Polyester.jl provides low-overhead multithreading in Julia. The primary API is @batch
, which can be used to parallelize for-loops (similar to @threads
).
Polyester implements static scheduling (c.f. @threads :static
) and has minimal overhead because it manages and re-uses a dedicated set of Julia tasks. This can lead to (great) speedups compared to other multithreading variants (see Benchmark below).
using Polyester
function axpy_polyester!(y, a, x)
@batch for i in eachindex(y,x)
y[i] = a * x[i] + y[i]
end
end
a = 3.141
x = rand(10_000)
y = rand(10_000)
axpy_polyester!(y, a, x)
-
Polyester.@batch
moves arrays to threads by turning them into StrideArraysCore.PtrArrays. This means that under an@batch
slices will createview
s by default(!). You may want to start Julia with--check-bounds=yes
while debugging. -
Polyester uses the regular Julia threads. The total number of threads is still governed by
--threads
orJULIA_NUM_THREADS
(check withThreads.nthreads()
). -
Polyester does not pin Julia threads to CPU-cores/threads. You can control how many "Polyester tasks" you want to use (see below). But to ensure that these tasks are running on specific CPU-cores/threads, you need to use a tool like ThreadPinning.jl.

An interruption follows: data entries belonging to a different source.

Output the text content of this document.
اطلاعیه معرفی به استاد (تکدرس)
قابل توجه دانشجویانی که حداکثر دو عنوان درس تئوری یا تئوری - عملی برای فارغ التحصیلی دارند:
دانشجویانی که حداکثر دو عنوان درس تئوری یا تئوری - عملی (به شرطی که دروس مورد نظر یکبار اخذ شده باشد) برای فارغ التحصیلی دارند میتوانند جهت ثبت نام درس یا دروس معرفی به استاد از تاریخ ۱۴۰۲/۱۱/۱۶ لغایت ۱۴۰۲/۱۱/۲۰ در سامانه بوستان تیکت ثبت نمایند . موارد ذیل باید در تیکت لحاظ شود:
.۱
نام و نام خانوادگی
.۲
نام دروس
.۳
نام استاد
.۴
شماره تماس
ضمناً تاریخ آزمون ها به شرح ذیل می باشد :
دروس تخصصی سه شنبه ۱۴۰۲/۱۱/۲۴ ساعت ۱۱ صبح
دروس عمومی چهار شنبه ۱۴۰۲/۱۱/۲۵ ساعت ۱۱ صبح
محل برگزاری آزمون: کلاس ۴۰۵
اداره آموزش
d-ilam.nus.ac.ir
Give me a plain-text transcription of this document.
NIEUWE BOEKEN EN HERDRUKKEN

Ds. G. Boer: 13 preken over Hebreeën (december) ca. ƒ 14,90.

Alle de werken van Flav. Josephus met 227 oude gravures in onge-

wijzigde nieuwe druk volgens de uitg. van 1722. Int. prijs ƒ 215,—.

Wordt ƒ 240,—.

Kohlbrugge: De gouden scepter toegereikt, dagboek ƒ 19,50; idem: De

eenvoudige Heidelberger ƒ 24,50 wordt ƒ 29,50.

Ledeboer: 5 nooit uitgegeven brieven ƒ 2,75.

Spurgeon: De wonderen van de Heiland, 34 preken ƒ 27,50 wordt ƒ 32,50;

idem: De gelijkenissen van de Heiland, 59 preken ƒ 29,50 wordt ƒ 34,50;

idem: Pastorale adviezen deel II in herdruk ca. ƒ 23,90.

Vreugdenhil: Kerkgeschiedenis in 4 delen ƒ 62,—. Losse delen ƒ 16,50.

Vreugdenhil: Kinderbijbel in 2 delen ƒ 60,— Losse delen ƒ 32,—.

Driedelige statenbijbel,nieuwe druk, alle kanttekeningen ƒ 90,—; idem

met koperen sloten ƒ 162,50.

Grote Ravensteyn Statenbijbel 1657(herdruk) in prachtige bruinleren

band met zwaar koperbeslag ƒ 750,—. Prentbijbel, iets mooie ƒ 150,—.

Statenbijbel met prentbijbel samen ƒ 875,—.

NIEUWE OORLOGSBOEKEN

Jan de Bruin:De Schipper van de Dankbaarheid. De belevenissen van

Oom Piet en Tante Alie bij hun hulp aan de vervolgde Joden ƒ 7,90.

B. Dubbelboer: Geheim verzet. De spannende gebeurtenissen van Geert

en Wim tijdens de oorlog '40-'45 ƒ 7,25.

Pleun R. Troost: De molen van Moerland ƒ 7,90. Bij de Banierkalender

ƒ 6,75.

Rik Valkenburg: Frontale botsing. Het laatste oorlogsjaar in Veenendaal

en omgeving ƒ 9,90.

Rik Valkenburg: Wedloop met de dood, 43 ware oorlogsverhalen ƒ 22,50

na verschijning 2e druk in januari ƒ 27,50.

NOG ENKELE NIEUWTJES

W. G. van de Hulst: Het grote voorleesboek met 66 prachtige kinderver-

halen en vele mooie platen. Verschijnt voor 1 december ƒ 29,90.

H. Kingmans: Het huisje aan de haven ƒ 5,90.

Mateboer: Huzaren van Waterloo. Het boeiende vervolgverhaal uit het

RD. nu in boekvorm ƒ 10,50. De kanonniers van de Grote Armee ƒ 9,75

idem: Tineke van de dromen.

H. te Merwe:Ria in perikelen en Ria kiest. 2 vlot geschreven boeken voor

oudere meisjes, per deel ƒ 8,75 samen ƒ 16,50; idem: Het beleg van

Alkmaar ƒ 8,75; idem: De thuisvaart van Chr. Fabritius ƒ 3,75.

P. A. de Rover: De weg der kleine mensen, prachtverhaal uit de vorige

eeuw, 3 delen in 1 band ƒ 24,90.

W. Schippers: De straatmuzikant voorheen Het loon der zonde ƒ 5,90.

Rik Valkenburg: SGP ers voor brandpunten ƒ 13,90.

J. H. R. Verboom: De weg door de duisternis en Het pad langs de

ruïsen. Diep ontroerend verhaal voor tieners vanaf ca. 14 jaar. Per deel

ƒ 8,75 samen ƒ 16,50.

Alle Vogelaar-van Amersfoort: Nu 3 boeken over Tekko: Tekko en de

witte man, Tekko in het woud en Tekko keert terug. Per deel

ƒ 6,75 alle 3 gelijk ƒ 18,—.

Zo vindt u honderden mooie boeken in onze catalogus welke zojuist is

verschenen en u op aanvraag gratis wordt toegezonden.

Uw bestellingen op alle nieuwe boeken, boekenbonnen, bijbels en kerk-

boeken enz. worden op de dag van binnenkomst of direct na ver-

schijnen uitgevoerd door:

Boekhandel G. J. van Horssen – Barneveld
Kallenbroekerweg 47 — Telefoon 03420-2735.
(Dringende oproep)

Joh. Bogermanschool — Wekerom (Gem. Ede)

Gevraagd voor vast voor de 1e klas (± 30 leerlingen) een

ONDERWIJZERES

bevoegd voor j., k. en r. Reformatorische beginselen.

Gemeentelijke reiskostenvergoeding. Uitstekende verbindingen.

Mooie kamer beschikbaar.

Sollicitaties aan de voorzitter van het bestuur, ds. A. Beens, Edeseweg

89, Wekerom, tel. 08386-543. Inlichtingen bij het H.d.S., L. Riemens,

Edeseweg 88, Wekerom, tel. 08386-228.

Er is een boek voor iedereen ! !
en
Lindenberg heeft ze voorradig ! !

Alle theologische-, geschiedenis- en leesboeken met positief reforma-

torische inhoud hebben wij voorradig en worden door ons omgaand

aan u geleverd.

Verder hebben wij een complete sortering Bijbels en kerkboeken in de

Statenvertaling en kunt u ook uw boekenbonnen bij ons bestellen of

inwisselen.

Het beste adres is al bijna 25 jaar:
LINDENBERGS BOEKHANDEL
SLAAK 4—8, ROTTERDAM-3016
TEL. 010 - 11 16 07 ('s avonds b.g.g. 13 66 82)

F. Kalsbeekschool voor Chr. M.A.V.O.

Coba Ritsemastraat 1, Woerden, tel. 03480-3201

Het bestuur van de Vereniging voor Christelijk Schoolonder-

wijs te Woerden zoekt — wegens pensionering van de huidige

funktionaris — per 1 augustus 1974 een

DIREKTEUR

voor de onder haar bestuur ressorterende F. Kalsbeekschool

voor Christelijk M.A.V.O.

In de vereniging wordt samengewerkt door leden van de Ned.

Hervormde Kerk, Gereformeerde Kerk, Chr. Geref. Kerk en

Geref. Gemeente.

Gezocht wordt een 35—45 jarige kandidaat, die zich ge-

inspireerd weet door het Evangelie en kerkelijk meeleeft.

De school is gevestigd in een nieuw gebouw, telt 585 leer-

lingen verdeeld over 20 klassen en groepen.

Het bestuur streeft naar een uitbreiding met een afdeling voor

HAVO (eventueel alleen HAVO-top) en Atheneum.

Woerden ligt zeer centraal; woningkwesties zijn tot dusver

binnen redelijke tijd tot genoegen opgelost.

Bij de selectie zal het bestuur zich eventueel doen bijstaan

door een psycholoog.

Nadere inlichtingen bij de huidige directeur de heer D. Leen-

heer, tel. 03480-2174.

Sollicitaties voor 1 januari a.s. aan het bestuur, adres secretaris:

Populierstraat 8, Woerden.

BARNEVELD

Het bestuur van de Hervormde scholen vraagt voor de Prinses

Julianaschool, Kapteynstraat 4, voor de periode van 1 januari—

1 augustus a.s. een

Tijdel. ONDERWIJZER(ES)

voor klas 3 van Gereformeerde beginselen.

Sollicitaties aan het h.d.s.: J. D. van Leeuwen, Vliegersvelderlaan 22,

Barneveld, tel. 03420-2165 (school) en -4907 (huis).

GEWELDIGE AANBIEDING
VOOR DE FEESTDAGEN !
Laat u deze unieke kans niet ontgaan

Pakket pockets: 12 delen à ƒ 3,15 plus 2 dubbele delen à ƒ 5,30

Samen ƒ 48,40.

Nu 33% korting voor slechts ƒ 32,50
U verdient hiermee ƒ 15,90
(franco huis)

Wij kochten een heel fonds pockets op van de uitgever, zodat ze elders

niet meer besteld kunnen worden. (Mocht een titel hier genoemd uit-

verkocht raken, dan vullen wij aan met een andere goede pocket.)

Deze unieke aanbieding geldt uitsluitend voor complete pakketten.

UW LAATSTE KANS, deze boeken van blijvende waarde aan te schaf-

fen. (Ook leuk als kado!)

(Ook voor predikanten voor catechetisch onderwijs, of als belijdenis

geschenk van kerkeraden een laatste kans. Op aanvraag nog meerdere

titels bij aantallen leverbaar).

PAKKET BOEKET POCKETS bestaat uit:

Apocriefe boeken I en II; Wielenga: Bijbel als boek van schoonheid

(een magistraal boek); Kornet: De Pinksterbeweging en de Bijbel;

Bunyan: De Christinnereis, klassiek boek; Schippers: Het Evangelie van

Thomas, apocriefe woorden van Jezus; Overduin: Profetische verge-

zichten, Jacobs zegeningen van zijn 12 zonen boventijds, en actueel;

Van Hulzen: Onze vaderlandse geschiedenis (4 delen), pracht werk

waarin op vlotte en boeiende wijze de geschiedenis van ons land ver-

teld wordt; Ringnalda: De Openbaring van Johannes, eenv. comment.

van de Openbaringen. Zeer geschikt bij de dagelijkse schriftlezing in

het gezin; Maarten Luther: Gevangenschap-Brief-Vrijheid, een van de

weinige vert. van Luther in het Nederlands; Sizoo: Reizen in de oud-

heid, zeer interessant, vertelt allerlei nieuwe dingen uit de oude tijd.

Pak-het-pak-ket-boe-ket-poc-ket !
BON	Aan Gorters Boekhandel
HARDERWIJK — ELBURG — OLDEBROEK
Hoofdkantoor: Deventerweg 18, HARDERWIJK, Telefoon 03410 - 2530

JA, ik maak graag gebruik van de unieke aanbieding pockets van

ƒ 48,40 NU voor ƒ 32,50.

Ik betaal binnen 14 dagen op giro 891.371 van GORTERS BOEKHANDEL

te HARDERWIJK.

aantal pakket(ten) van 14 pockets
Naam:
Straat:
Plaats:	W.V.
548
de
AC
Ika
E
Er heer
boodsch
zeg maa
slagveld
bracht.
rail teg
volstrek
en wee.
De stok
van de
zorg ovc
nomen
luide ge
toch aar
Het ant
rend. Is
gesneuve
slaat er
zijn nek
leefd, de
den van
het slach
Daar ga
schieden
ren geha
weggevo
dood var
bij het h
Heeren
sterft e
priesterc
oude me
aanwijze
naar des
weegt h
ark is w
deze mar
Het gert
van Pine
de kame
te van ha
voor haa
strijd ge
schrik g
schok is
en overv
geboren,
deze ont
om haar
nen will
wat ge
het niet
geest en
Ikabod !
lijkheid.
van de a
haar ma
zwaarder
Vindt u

Let's consider a basic axpy kernel.
using Polyester: @batch
using Base.Threads: @threads
using LinearAlgebra
using BenchmarkTools
# pinning threads for good measure
using ThreadPinning
pinthreads(:cores)
# Single threaded.
function axpy_serial!(y, a, x)
for i in eachindex(y,x)
@inbounds y[i] = a * x[i] + y[i]
end
end
# Multithreaded with @batch
function axpy_batch!(y, a, x)
@batch for i in eachindex(y,x)
@inbounds y[i] = a * x[i] + y[i]
end
end
# Multithreaded with @threads (default scheduling)
function axpy_atthreads!(y, a, x)
@threads for i in eachindex(y,x)
@inbounds y[i] = a * x[i] + y[i]
end
end
# Multithreaded with @threads :static
function axpy_atthreads_static!(y, a, x)
@threads :static for i in eachindex(y,x)
@inbounds y[i] = a * x[i] + y[i]
end
end
y = rand(10_000);
x = rand(10_000);
@benchmark axpy_serial!($y, eps(), $x)
@benchmark axpy_batch!($y, eps(), $x)
@benchmark axpy_atthreads!($y, eps(), $x)
@benchmark axpy_atthreads_static!($y, eps(), $x)
@benchmark axpy!(eps(), $x, $y) # BLAS built-in axpy
VERSION
With 8 Julia threads (pinned to different CPU-cores) I find the following results.
julia> @benchmark axpy_serial!($y, eps(), $x)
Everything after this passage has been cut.